This project is part of Udacity's Full stack nanodegree program. The objective of this project is to create a reporting tool using Python DB-API that prints out reports based on data in the database. The 'news' database contains newspaper articles, authors, as well as the web server log for the site.
Reporting tool developed in this project will aim to answer these 3 questions:
- What are the most popular three articles of all time?
- Who are the most popular article authors of all time?
- On which days did more than 1% of requests lead to errors?
some of the skills learnt and demonstrated in this project:
- Joining 2 or more Database tables.
- Using basic select, where statements.
- Utilizing aggregations functions to answer metric questions.

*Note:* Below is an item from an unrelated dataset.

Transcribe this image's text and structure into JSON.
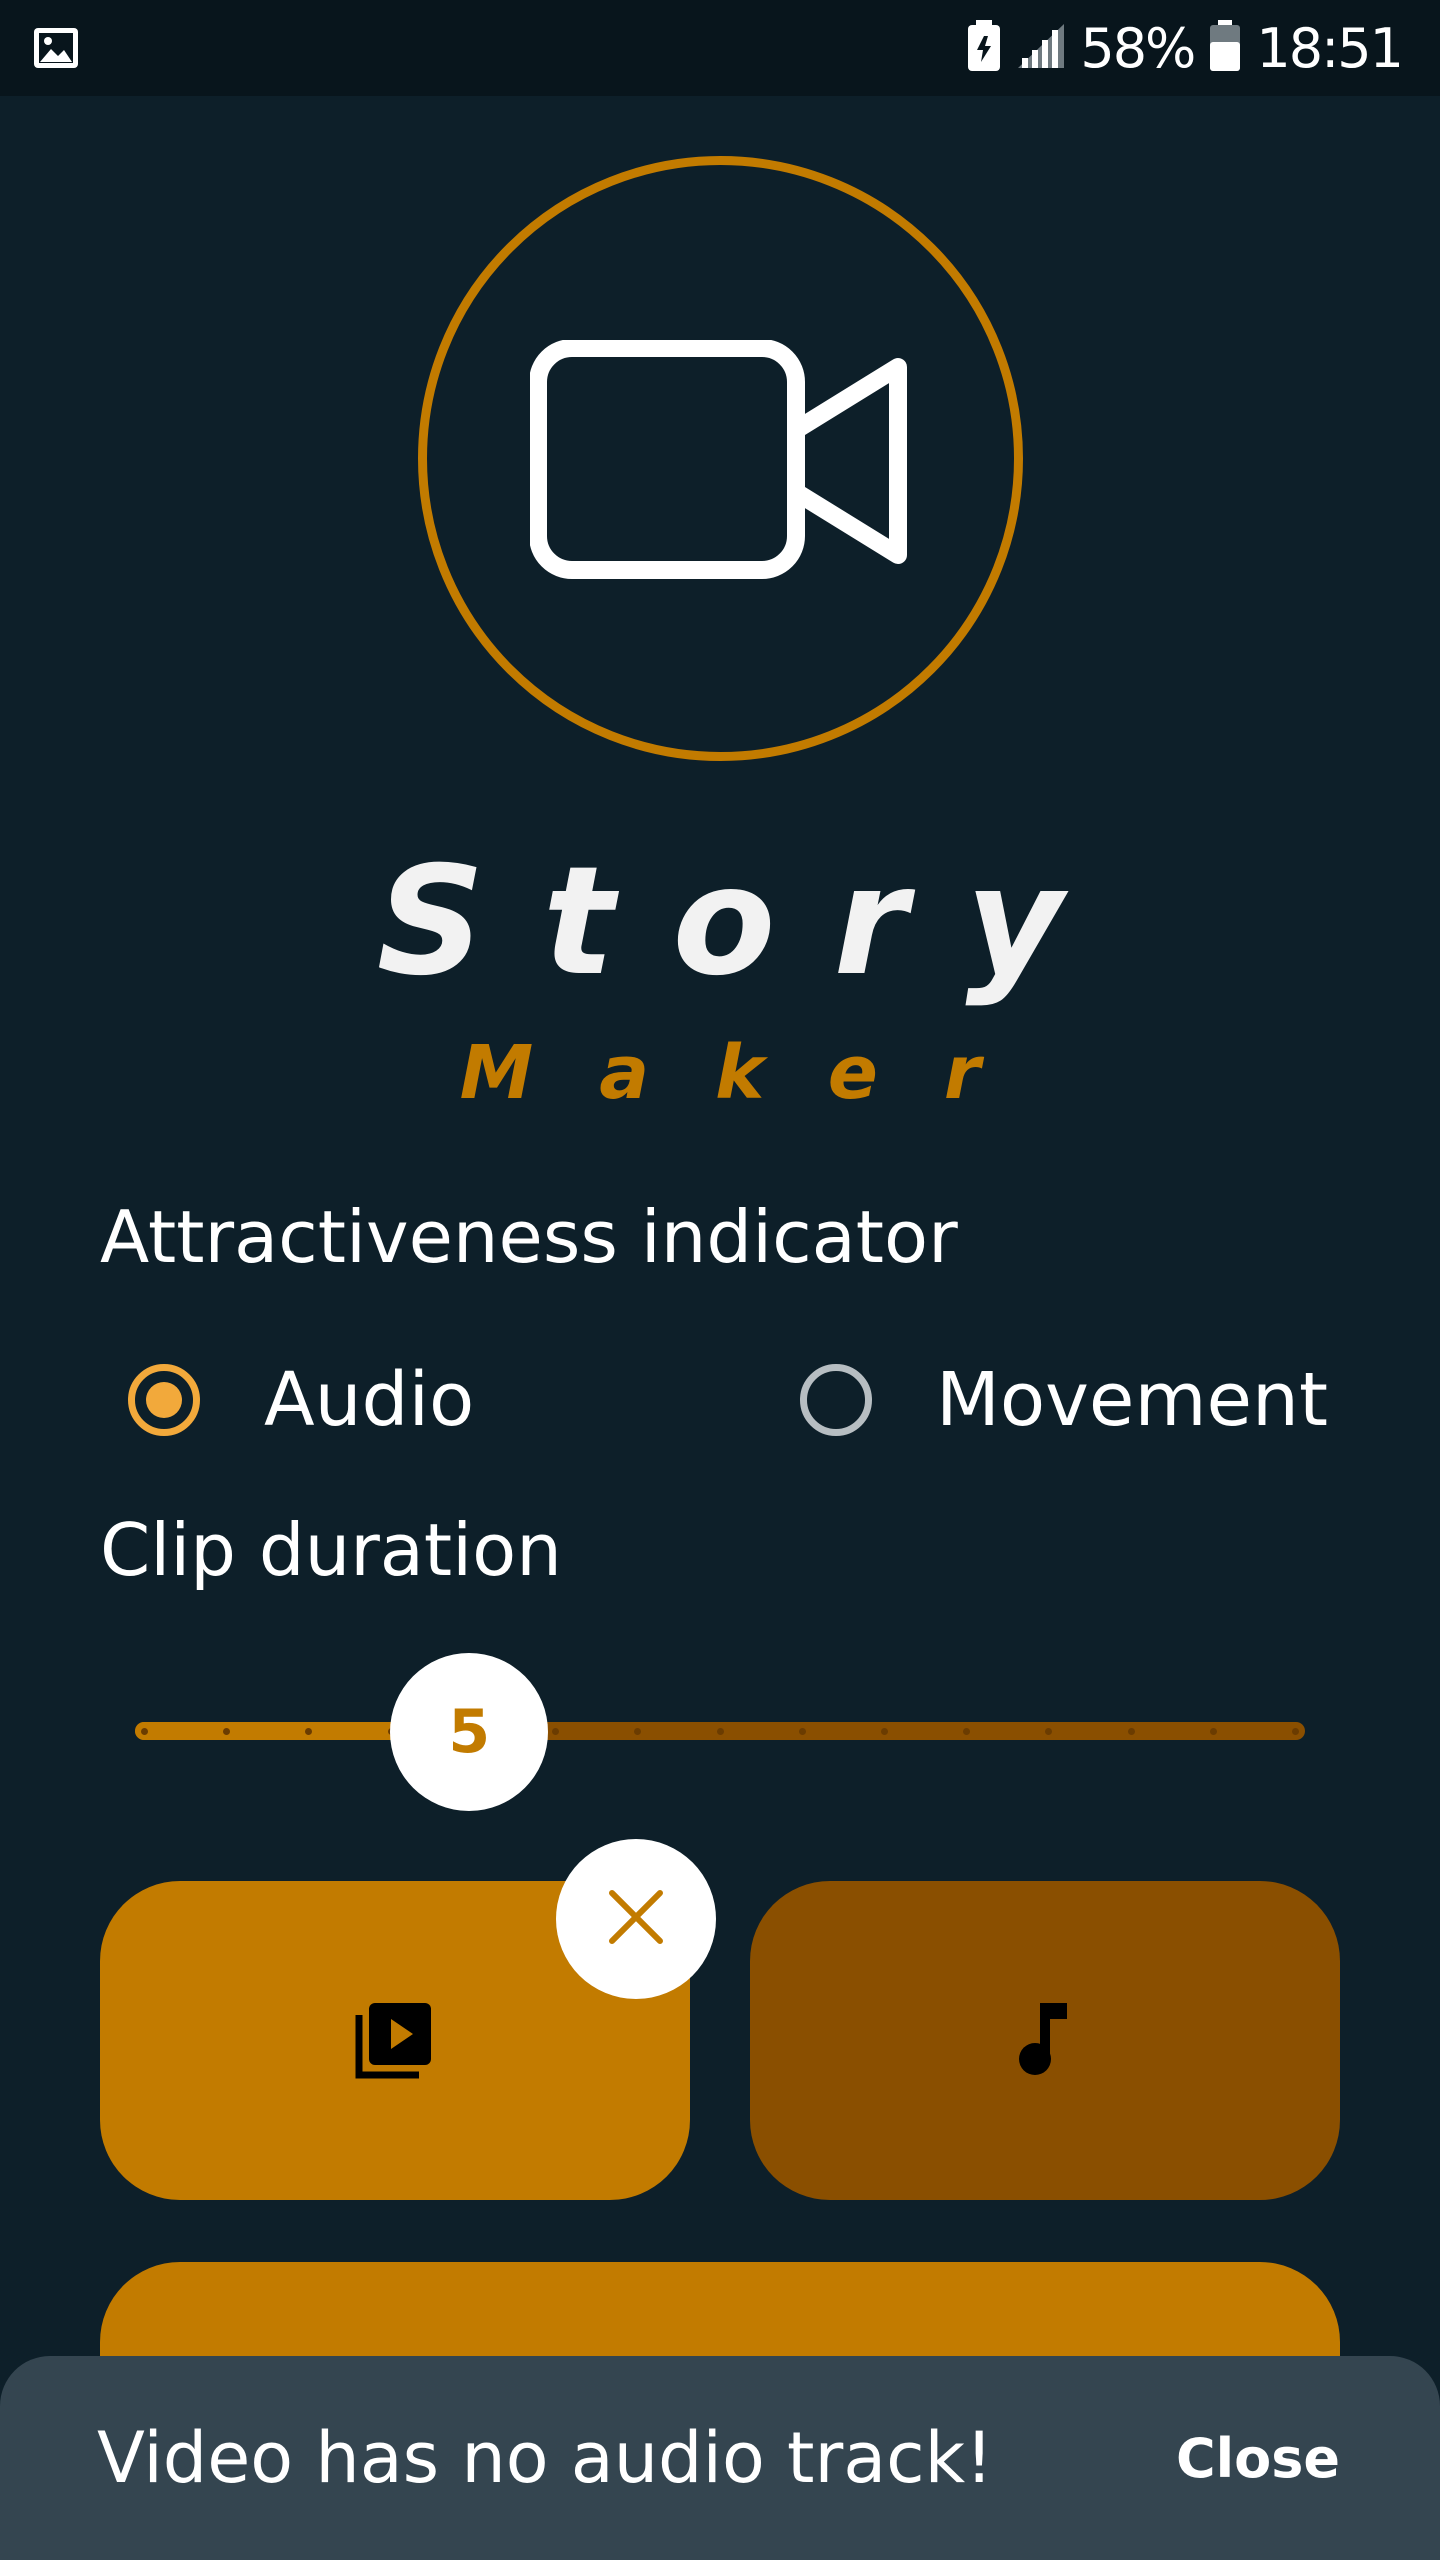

- Writing code with Python DB-API.
- Effectively using common table expressions.
Virtual Machine and Vagrant are required to run the reporting scripts, download and Install Vagrant and VM.
After installation navigate to vagrant subdirectory by running command cd vagrant in your terminal and download required project files by cloning git repository mentioned below and contents will be shared with your virtual machine.

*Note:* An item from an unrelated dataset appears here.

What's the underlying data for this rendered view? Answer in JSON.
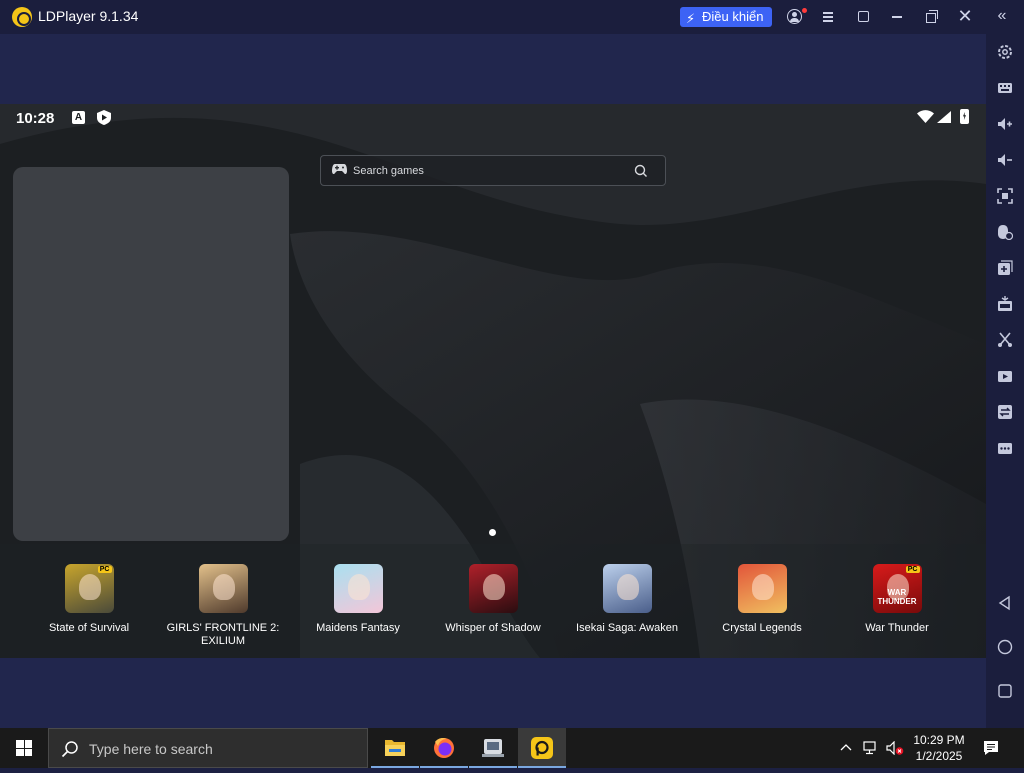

git clone https://github.com/ashokjain001/LogAnalysis.git
Unzipping newsdata.zip will create newsdata.sql file.
If you need to bring the virtual machine online, do so by running the following command in terminal,
vagrant up
Then log into it with,
vagrant ssh
Once logged into VM, cd into the vagrant/LogAnalysis and run the command below to load the data,
psql -d news -f newsdata.sql
Run this code in vagrant terminal,
python logAnalysis.py
This will run the python script and output 3 reports one after the other. You can access the output file logAnalysisOutput.txt for the output without running the code.